Empathie

L’empathie est au cœur de l’éthique. Pour développer un sens du bien et du mal qui va plus loin que la peur de la punition ou l’espoir d’une récompense, nous devons pouvoir nous mettre à la place d’une autre personne.

Alors que l’empathie comporte de nombreux éléments, la compréhension du point de vue des autres (imaginer ce qu’une autre personne pense ou ressent) en est une partie importante. Racines de l’empathie, un programme canadien qui réunit les bébés et leurs parents dans la classe à l’école pour aider les élèves à développer et à pratiquer leur compréhension du point de vue des autres, a prouvé qu’il réduisait l’intimidation et augmentait les sentiments d’empathie chez les élèves ainsi que leurs enseignants.[i] Il faut noter deux éléments importants au sujet de l’empathie.
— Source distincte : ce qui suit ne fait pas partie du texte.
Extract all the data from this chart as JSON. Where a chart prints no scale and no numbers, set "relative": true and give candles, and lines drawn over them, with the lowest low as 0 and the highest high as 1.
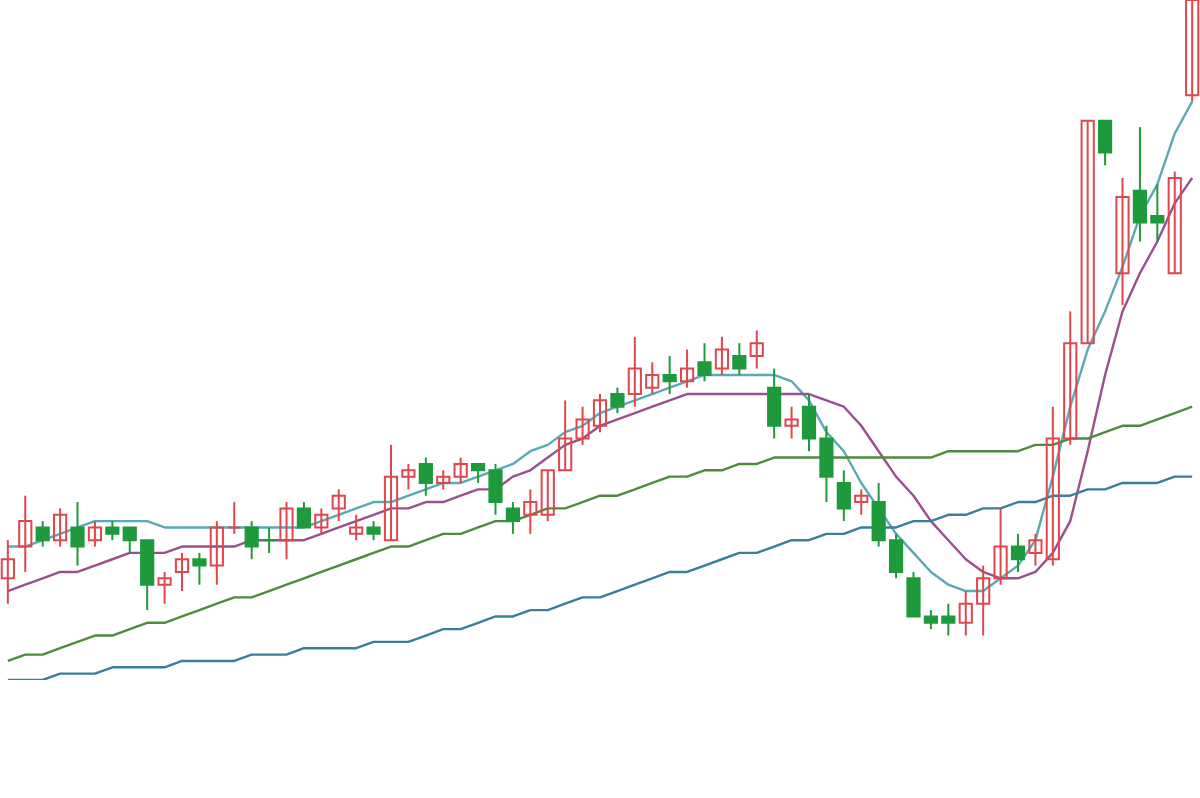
{
  "chart_data": {
    "type": "candlestick",
    "relative": true,
    "categories": [
      null,
      null,
      null,
      null,
      null,
      null,
      null,
      null,
      null,
      null,
      null,
      null,
      null,
      null,
      null,
      null,
      null,
      null,
      null,
      null,
      null,
      null,
      null,
      null,
      null,
      null,
      null,
      null,
      null,
      null,
      null,
      null,
      null,
      null,
      null,
      null,
      null,
      null,
      null,
      null,
      null,
      null,
      null,
      null,
      null,
      null,
      null,
      null,
      null,
      null,
      null,
      null,
      null,
      null,
      null,
      null,
      null,
      null,
      null,
      null,
      null,
      null,
      null,
      null,
      null,
      null,
      null,
      null,
      null
    ],
    "ohlc": [
      [
        0.09,
        0.15,
        0.05,
        0.12
      ],
      [
        0.14,
        0.22,
        0.1,
        0.18
      ],
      [
        0.17,
        0.18,
        0.14,
        0.15
      ],
      [
        0.15,
        0.2,
        0.14,
        0.19
      ],
      [
        0.17,
        0.21,
        0.11,
        0.14
      ],
      [
        0.15,
        0.18,
        0.14,
        0.17
      ],
      [
        0.17,
        0.18,
        0.15,
        0.16
      ],
      [
        0.17,
        0.17,
        0.13,
        0.15
      ],
      [
        0.15,
        0.15,
        0.04,
        0.08
      ],
      [
        0.08,
        0.1,
        0.05,
        0.09
      ],
      [
        0.1,
        0.13,
        0.07,
        0.12
      ],
      [
        0.12,
        0.13,
        0.08,
        0.11
      ],
      [
        0.11,
        0.18,
        0.08,
        0.17
      ],
      [
        0.17,
        0.21,
        0.16,
        0.17
      ],
      [
        0.17,
        0.18,
        0.12,
        0.14
      ],
      [
        0.15,
        0.17,
        0.13,
        0.15
      ],
      [
        0.15,
        0.21,
        0.12,
        0.2
      ],
      [
        0.2,
        0.21,
        0.17,
        0.17
      ],
      [
        0.17,
        0.2,
        0.16,
        0.19
      ],
      [
        0.2,
        0.23,
        0.18,
        0.22
      ],
      [
        0.16,
        0.19,
        0.15,
        0.17
      ],
      [
        0.17,
        0.18,
        0.15,
        0.16
      ],
      [
        0.15,
        0.3,
        0.15,
        0.25
      ],
      [
        0.25,
        0.27,
        0.23,
        0.26
      ],
      [
        0.27,
        0.28,
        0.22,
        0.24
      ],
      [
        0.24,
        0.26,
        0.23,
        0.25
      ],
      [
        0.25,
        0.28,
        0.24,
        0.27
      ],
      [
        0.27,
        0.27,
        0.24,
        0.26
      ],
      [
        0.26,
        0.27,
        0.19,
        0.21
      ],
      [
        0.2,
        0.21,
        0.16,
        0.18
      ],
      [
        0.19,
        0.23,
        0.16,
        0.21
      ],
      [
        0.19,
        0.26,
        0.18,
        0.26
      ],
      [
        0.26,
        0.37,
        0.26,
        0.31
      ],
      [
        0.31,
        0.36,
        0.3,
        0.34
      ],
      [
        0.33,
        0.38,
        0.32,
        0.37
      ],
      [
        0.38,
        0.39,
        0.35,
        0.36
      ],
      [
        0.38,
        0.47,
        0.36,
        0.42
      ],
      [
        0.39,
        0.43,
        0.38,
        0.41
      ],
      [
        0.41,
        0.44,
        0.38,
        0.4
      ],
      [
        0.4,
        0.45,
        0.39,
        0.42
      ],
      [
        0.43,
        0.46,
        0.4,
        0.41
      ],
      [
        0.42,
        0.47,
        0.41,
        0.45
      ],
      [
        0.44,
        0.46,
        0.41,
        0.42
      ],
      [
        0.44,
        0.48,
        0.42,
        0.46
      ],
      [
        0.39,
        0.42,
        0.31,
        0.33
      ],
      [
        0.33,
        0.36,
        0.31,
        0.34
      ],
      [
        0.36,
        0.38,
        0.29,
        0.31
      ],
      [
        0.31,
        0.33,
        0.21,
        0.25
      ],
      [
        0.24,
        0.26,
        0.18,
        0.2
      ],
      [
        0.21,
        0.23,
        0.19,
        0.22
      ],
      [
        0.21,
        0.24,
        0.14,
        0.15
      ],
      [
        0.15,
        0.16,
        0.09,
        0.1
      ],
      [
        0.09,
        0.1,
        0.03,
        0.03
      ],
      [
        0.03,
        0.04,
        0.01,
        0.02
      ],
      [
        0.03,
        0.05,
        0.0,
        0.02
      ],
      [
        0.02,
        0.07,
        0.0,
        0.05
      ],
      [
        0.05,
        0.11,
        0.0,
        0.09
      ],
      [
        0.09,
        0.2,
        0.08,
        0.14
      ],
      [
        0.14,
        0.16,
        0.1,
        0.12
      ],
      [
        0.13,
        0.16,
        0.11,
        0.15
      ],
      [
        0.12,
        0.36,
        0.11,
        0.31
      ],
      [
        0.31,
        0.51,
        0.3,
        0.46
      ],
      [
        0.46,
        0.81,
        0.46,
        0.81
      ],
      [
        0.81,
        0.81,
        0.74,
        0.76
      ],
      [
        0.57,
        0.72,
        0.52,
        0.69
      ],
      [
        0.7,
        0.8,
        0.62,
        0.65
      ],
      [
        0.66,
        0.71,
        0.62,
        0.65
      ],
      [
        0.57,
        0.73,
        0.57,
        0.72
      ],
      [
        0.85,
        1,
        0.84,
        1
      ]
    ],
    "colors": [
      "#e0474c",
      "#e0474c",
      "#1e9a3c",
      "#e0474c",
      "#1e9a3c",
      "#e0474c",
      "#1e9a3c",
      "#1e9a3c",
      "#1e9a3c",
      "#e0474c",
      "#e0474c",
      "#1e9a3c",
      "#e0474c",
      "#e0474c",
      "#1e9a3c",
      "#1e9a3c",
      "#e0474c",
      "#1e9a3c",
      "#e0474c",
      "#e0474c",
      "#e0474c",
      "#1e9a3c",
      "#e0474c",
      "#e0474c",
      "#1e9a3c",
      "#e0474c",
      "#e0474c",
      "#1e9a3c",
      "#1e9a3c",
      "#1e9a3c",
      "#e0474c",
      "#e0474c",
      "#e0474c",
      "#e0474c",
      "#e0474c",
      "#1e9a3c",
      "#e0474c",
      "#e0474c",
      "#1e9a3c",
      "#e0474c",
      "#1e9a3c",
      "#e0474c",
      "#1e9a3c",
      "#e0474c",
      "#1e9a3c",
      "#e0474c",
      "#1e9a3c",
      "#1e9a3c",
      "#1e9a3c",
      "#e0474c",
      "#1e9a3c",
      "#1e9a3c",
      "#1e9a3c",
      "#1e9a3c",
      "#1e9a3c",
      "#e0474c",
      "#e0474c",
      "#e0474c",
      "#1e9a3c",
      "#e0474c",
      "#e0474c",
      "#e0474c",
      "#e0474c",
      "#1e9a3c",
      "#e0474c",
      "#1e9a3c",
      "#1e9a3c",
      "#e0474c",
      "#e0474c"
    ],
    "series": [
      {
        "type": "line",
        "color": "#5aa9b3",
        "values": [
          0.14,
          0.14,
          0.15,
          0.16,
          0.17,
          0.18,
          0.18,
          0.18,
          0.18,
          0.17,
          0.17,
          0.17,
          0.17,
          0.17,
          0.17,
          0.17,
          0.17,
          0.17,
          0.18,
          0.19,
          0.2,
          0.21,
          0.21,
          0.22,
          0.23,
          0.24,
          0.24,
          0.25,
          0.26,
          0.27,
          0.29,
          0.3,
          0.32,
          0.33,
          0.35,
          0.36,
          0.37,
          0.38,
          0.39,
          0.4,
          0.41,
          0.41,
          0.41,
          0.41,
          0.41,
          0.4,
          0.37,
          0.32,
          0.29,
          0.24,
          0.2,
          0.16,
          0.13,
          0.1,
          0.08,
          0.07,
          0.07,
          0.09,
          0.11,
          0.15,
          0.25,
          0.36,
          0.45,
          0.51,
          0.58,
          0.66,
          0.71,
          0.79,
          0.84
        ]
      },
      {
        "type": "line",
        "color": "#9b4f8e",
        "values": [
          0.07,
          0.08,
          0.09,
          0.1,
          0.1,
          0.11,
          0.12,
          0.13,
          0.13,
          0.13,
          0.14,
          0.14,
          0.14,
          0.14,
          0.15,
          0.15,
          0.15,
          0.15,
          0.16,
          0.17,
          0.18,
          0.19,
          0.2,
          0.2,
          0.21,
          0.21,
          0.22,
          0.23,
          0.23,
          0.25,
          0.26,
          0.28,
          0.3,
          0.31,
          0.33,
          0.34,
          0.35,
          0.36,
          0.37,
          0.38,
          0.38,
          0.38,
          0.38,
          0.38,
          0.38,
          0.38,
          0.38,
          0.37,
          0.36,
          0.33,
          0.29,
          0.25,
          0.22,
          0.18,
          0.15,
          0.12,
          0.1,
          0.09,
          0.09,
          0.1,
          0.13,
          0.18,
          0.29,
          0.41,
          0.51,
          0.57,
          0.62,
          0.68,
          0.72
        ]
      },
      {
        "type": "line",
        "color": "#4f8a3f",
        "values": [
          -0.04,
          -0.03,
          -0.03,
          -0.02,
          -0.01,
          0,
          0,
          0.01,
          0.02,
          0.02,
          0.03,
          0.04,
          0.05,
          0.06,
          0.06,
          0.07,
          0.08,
          0.09,
          0.1,
          0.11,
          0.12,
          0.13,
          0.14,
          0.14,
          0.15,
          0.16,
          0.16,
          0.17,
          0.18,
          0.18,
          0.19,
          0.2,
          0.2,
          0.21,
          0.22,
          0.22,
          0.23,
          0.24,
          0.25,
          0.25,
          0.26,
          0.26,
          0.27,
          0.27,
          0.28,
          0.28,
          0.28,
          0.28,
          0.28,
          0.28,
          0.28,
          0.28,
          0.28,
          0.28,
          0.29,
          0.29,
          0.29,
          0.29,
          0.29,
          0.3,
          0.3,
          0.31,
          0.31,
          0.32,
          0.33,
          0.33,
          0.34,
          0.35,
          0.36
        ]
      },
      {
        "type": "line",
        "color": "#3a7f9a",
        "values": [
          -0.07,
          -0.07,
          -0.07,
          -0.06,
          -0.06,
          -0.06,
          -0.05,
          -0.05,
          -0.05,
          -0.05,
          -0.04,
          -0.04,
          -0.04,
          -0.04,
          -0.03,
          -0.03,
          -0.03,
          -0.02,
          -0.02,
          -0.02,
          -0.02,
          -0.01,
          -0.01,
          -0.01,
          0,
          0.01,
          0.01,
          0.02,
          0.03,
          0.03,
          0.04,
          0.04,
          0.05,
          0.06,
          0.06,
          0.07,
          0.08,
          0.09,
          0.1,
          0.1,
          0.11,
          0.12,
          0.13,
          0.13,
          0.14,
          0.15,
          0.15,
          0.16,
          0.16,
          0.17,
          0.17,
          0.17,
          0.18,
          0.18,
          0.19,
          0.19,
          0.2,
          0.2,
          0.21,
          0.21,
          0.22,
          0.22,
          0.23,
          0.23,
          0.24,
          0.24,
          0.24,
          0.25,
          0.25
        ]
      }
    ]
  }
}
Il existe en réalité deux types d’empathie : l’empathie affective (lorsque nous partageons la joie, l’inquiétude ou la tristesse d’une autre personne) et l’empathie cognitive (la capacité de déterminer comment une personne se sent et de deviner comment un élément la fera se sentir). Alors que l’empathie affective est liée au comportement positif comme résister à l’intimidation,[ii] certains types de comportements intimidants sont en réalité associés à des niveaux élevés d’empathie cognitive.[iii] (Cela ne signifie pas qu’un niveau élevé d’empathie cognitive rend une personne plus susceptible d’être intimidatrice, mais seulement que certains types de comportements intimidants nécessitent que l’empathie cognitive soit efficace.)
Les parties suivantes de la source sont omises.